There are always a few things to tell you about that really don’t warrant a full column. This week, I cover some odds and ends of things that you may need to know.
Most potting soil is made with peat moss instead of topsoil. Peat moss is hard to get moist if it has had a chance to dry out. If you water your dried-out potting soil with cold water, the water tends to run off the soil. If you use warm water, the peat in the soil tends to absorb it.
Next time you have to water your houseplants, make sure that you use warm water.
If you are starting plants from seed, you should always use a potting soil called a seed-starting soil. This type of soil is peat moss-based. It doesn’t contain any ground bark or any type of topsoil. The reason for this is that anything that is added to the soil that may have come in contact with dirt can carry a disease called damping-off.

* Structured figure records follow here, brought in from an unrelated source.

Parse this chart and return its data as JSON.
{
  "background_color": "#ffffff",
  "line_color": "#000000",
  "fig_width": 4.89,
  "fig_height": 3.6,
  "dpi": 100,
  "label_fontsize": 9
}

This disease will cause the seedlings to rot right at the soil line. If you are going to use soil for starting any of your flower or vegetable plants from seed, always use a seed-starting soil.
You may have heard that you can start some new houseplants by cutting off a bit of the stem of the plant and placing that cutting into water.
Eventually, the cutting forms roots and you can then put it into a pot filled with potting soil. There are some plants that won’t root in water. If you want to take cuttings, you need to use a product called a rooting powder.
With this type of product, you take a pot and fill it with moistened potting soil. You then take a pencil and make a hole in the potting soil that is about a half-inch bigger than the diameter of the cutting. You then take your cutting and dip it in water.